O estudo não estabelece relação definitiva de causa e efeito, mas sugere a necessidade de investigação aprofundada. Os autores ressaltam que os dados disponíveis indicam associação temporal entre o início do tratamento e o aparecimento dos sintomas visuais.
Especialistas em endocrinologia destacam que medicamentos como Ozempic e Mounjaro demonstraram benefícios significativos no controle glicêmico e na redução de peso corporal, fatores que, por si só, também influenciam a saúde ocular em pacientes com diabetes.
Pacientes diabéticos apresentam risco aumentado de complicações oftalmológicas, como retinopatia diabética, edema macular e glaucoma. Por isso, diferenciar efeitos adversos da medicação de complicações próprias da doença é um desafio clínico relevante.
Os pesquisadores defendem que profissionais de saúde estejam atentos a queixas como visão turva, perda de campo visual ou alterações repentinas na acuidade visual durante o tratamento com esses fármacos.

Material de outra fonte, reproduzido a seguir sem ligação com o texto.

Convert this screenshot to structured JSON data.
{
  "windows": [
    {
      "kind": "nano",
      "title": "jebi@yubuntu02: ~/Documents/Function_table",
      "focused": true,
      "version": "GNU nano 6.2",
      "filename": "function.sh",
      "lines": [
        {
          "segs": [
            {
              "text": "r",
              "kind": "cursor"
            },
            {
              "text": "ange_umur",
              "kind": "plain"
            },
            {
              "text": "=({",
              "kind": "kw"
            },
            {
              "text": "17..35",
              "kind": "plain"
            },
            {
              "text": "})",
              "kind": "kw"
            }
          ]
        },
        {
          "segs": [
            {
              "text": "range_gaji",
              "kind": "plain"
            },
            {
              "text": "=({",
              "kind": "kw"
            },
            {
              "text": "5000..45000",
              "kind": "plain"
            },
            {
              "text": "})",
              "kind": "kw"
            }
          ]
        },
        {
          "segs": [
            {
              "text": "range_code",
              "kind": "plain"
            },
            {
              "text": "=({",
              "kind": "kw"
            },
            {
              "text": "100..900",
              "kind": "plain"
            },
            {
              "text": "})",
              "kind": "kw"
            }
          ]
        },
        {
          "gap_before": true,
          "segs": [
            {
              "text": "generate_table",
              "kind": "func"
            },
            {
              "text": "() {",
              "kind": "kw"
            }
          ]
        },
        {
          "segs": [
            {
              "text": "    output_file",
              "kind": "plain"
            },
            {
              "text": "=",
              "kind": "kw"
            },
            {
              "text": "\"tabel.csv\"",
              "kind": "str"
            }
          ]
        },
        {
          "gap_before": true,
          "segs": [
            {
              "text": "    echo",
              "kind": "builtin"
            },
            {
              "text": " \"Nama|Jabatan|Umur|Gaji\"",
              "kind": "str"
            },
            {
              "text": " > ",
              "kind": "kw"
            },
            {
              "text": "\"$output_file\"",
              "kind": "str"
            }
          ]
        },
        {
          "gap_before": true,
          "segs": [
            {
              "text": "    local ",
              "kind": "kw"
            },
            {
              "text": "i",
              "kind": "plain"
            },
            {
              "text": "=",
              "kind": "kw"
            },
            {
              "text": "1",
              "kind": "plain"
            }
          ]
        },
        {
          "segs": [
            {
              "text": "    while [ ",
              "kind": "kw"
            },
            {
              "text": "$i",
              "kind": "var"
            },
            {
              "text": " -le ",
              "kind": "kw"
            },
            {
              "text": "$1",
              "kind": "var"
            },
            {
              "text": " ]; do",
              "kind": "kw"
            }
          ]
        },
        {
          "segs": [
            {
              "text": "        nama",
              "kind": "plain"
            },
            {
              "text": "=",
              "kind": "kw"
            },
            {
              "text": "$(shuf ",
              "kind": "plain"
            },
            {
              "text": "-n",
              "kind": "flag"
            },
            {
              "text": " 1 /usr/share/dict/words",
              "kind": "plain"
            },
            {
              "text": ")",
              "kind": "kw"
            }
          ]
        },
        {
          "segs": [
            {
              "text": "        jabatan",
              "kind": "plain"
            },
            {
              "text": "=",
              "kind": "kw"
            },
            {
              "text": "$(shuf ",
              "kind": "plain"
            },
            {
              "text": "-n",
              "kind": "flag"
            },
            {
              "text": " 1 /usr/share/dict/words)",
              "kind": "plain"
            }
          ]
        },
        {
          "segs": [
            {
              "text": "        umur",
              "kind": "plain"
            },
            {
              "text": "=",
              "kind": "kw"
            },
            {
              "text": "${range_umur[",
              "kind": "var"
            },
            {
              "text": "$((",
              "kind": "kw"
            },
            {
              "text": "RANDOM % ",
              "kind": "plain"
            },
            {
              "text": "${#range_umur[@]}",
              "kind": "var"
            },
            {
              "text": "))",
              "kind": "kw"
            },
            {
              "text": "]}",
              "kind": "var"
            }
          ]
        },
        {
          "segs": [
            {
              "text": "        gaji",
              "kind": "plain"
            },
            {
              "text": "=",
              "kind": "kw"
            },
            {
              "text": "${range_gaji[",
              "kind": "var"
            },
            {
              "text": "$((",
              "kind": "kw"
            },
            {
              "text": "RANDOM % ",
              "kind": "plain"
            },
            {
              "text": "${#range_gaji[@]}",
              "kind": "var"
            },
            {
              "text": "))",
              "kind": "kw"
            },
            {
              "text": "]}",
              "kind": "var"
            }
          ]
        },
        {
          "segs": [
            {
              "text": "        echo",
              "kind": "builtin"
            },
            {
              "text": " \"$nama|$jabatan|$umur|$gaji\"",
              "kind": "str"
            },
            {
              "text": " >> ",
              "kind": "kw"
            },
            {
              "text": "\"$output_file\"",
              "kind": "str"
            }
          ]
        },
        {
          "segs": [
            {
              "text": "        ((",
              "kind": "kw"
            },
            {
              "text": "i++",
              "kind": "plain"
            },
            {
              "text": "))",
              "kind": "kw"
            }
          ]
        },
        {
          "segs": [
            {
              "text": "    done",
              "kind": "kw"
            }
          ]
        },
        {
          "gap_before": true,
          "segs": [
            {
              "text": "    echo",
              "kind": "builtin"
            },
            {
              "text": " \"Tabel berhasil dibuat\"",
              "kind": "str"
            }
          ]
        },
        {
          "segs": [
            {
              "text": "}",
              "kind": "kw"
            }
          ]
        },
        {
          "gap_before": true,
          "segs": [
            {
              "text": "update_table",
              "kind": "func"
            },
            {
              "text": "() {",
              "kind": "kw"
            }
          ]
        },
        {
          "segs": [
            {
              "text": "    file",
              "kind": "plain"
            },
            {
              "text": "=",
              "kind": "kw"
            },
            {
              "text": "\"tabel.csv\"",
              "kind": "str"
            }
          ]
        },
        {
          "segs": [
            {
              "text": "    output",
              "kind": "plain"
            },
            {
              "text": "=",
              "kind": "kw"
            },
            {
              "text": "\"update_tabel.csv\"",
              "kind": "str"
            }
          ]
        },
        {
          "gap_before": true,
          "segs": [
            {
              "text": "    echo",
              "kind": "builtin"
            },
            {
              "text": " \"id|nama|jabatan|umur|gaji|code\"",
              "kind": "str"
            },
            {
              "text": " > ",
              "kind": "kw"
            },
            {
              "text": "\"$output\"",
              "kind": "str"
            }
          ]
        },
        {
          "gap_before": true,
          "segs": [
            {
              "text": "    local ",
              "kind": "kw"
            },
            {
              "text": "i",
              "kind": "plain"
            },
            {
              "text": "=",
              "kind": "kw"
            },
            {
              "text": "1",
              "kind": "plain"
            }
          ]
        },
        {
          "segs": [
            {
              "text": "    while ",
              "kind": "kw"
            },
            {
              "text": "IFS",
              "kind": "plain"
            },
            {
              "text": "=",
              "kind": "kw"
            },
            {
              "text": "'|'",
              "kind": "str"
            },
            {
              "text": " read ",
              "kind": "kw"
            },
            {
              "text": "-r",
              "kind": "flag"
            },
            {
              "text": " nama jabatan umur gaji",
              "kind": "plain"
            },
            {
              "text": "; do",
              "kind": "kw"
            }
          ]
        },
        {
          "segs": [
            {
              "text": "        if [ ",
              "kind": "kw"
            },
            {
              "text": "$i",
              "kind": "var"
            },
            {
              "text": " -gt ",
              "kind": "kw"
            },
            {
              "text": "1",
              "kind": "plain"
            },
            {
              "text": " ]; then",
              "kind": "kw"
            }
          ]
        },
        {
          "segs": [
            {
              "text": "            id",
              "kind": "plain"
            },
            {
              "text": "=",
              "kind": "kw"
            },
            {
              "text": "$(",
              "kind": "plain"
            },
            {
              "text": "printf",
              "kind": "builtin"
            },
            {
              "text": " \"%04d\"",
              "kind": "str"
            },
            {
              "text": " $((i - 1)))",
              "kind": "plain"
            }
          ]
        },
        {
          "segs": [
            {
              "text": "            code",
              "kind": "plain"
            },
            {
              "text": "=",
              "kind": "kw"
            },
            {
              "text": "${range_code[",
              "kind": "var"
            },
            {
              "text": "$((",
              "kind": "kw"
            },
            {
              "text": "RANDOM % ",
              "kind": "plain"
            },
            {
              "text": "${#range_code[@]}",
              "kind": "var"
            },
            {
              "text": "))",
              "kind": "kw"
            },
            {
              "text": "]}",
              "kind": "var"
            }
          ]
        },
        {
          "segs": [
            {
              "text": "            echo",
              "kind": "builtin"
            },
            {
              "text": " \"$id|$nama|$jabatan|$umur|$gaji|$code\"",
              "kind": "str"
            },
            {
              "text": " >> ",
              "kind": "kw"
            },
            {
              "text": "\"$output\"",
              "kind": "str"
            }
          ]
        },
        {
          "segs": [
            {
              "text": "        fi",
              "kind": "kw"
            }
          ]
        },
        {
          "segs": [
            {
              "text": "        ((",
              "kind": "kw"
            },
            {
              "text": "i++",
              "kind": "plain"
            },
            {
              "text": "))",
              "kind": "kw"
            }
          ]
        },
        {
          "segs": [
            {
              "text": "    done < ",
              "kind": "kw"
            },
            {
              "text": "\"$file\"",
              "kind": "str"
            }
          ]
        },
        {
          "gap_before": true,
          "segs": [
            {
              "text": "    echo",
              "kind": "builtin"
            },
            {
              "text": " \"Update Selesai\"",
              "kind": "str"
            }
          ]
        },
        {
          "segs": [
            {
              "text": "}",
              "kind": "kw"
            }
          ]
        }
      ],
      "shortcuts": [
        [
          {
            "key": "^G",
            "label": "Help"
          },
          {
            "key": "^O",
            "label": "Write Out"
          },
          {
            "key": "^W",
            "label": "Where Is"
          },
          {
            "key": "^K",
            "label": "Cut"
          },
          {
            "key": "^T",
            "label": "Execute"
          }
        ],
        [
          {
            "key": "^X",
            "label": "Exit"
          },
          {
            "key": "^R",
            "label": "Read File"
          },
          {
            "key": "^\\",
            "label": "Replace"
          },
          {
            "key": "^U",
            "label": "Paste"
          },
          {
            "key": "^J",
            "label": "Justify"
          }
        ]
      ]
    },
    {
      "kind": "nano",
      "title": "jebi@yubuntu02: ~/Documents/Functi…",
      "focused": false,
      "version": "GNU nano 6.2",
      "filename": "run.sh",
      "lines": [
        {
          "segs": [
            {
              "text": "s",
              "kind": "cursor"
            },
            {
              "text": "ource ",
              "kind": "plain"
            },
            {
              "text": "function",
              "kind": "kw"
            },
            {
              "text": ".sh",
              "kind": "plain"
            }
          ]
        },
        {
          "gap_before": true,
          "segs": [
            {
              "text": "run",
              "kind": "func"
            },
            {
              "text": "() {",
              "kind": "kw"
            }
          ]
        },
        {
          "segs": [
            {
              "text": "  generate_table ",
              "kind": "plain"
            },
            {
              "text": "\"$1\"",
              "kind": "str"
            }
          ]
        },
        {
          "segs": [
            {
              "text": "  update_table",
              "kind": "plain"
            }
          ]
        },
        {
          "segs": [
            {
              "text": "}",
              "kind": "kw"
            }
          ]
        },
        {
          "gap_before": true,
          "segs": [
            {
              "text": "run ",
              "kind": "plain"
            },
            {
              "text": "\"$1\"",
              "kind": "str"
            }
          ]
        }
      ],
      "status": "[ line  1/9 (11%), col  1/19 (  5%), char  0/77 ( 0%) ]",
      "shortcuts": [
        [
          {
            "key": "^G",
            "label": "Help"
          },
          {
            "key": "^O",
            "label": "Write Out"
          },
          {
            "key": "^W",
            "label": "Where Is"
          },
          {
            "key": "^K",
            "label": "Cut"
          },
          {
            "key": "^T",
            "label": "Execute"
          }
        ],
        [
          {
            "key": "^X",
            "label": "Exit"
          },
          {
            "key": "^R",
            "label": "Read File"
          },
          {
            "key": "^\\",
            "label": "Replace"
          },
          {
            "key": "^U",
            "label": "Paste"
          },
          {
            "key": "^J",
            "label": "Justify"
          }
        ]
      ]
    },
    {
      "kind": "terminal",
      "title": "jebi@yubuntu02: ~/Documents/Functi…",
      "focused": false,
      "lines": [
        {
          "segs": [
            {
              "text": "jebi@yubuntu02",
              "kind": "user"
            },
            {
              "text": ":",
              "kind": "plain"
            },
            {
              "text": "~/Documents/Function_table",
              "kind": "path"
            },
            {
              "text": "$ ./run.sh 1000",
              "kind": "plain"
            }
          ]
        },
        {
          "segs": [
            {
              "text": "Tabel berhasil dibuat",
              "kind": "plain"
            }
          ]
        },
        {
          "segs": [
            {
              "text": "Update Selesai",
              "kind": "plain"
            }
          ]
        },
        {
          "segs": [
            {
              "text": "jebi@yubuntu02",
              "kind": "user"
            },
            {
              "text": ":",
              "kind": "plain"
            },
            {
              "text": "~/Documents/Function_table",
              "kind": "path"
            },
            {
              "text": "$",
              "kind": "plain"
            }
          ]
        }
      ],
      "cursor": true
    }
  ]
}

O monitoramento regular com exames oftalmológicos pode ser uma estratégia prudente, especialmente para pacientes que já apresentam fatores de risco vascular, como hipertensão e histórico de doenças cardiovasculares.
As agências reguladoras de medicamentos acompanham relatos de eventos adversos por meio de sistemas de farmacovigilância. Até o momento, não houve recomendação formal de suspensão generalizada dos medicamentos.
Fabricantes dos produtos afirmam que seguem avaliando continuamente dados de segurança e que as bulas incluem informações sobre possíveis efeitos adversos conhecidos, embora eventos oculares graves não estejam entre os mais frequentemente relatados.
O aumento expressivo da prescrição desses medicamentos nos últimos anos ampliou a base de usuários, o que pode contribuir para maior número de notificações de efeitos adversos raros.
Estudos clínicos de grande porte que levaram à aprovação dos fármacos não indicaram incidência elevada de neuropatia óptica. No entanto, eventos raros podem não ser plenamente detectados em fases iniciais de pesquisa.
Médicos ressaltam que a decisão de manter ou interromper o tratamento deve ser individualizada, considerando riscos e benefícios para cada paciente. A interrupção abrupta sem orientação médica não é recomendada.
O debate também reacende discussões sobre o uso desses medicamentos fora das indicações formais, especialmente em contextos estéticos, o que pode aumentar a exposição a riscos desnecessários.
A literatura científica ainda carece de estudos prospectivos específicos para avaliar a relação entre agonistas de GLP-1 e eventos oftalmológicos graves. Novas pesquisas poderão esclarecer melhor o mecanismo biológico envolvido.
Enquanto isso, sociedades médicas recomendam vigilância clínica e comunicação transparente entre paciente e profissional de saúde diante de qualquer sintoma incomum.
A possibilidade de associação entre perda parcial da visão e medicamentos como Ozempic e Mounjaro não invalida seus benefícios terapêuticos já comprovados, mas reforça a importância de acompanhamento médico contínuo.
Em um cenário de expansão no uso dessas terapias, o equilíbrio entre inovação farmacológica e monitoramento rigoroso de segurança permanece como eixo central da prática médica baseada em evidências.
O tema segue sob análise da comunidade científica, que busca respostas mais definitivas para orientar protocolos clínicos e assegurar que pacientes recebam tratamento eficaz com o menor risco possível.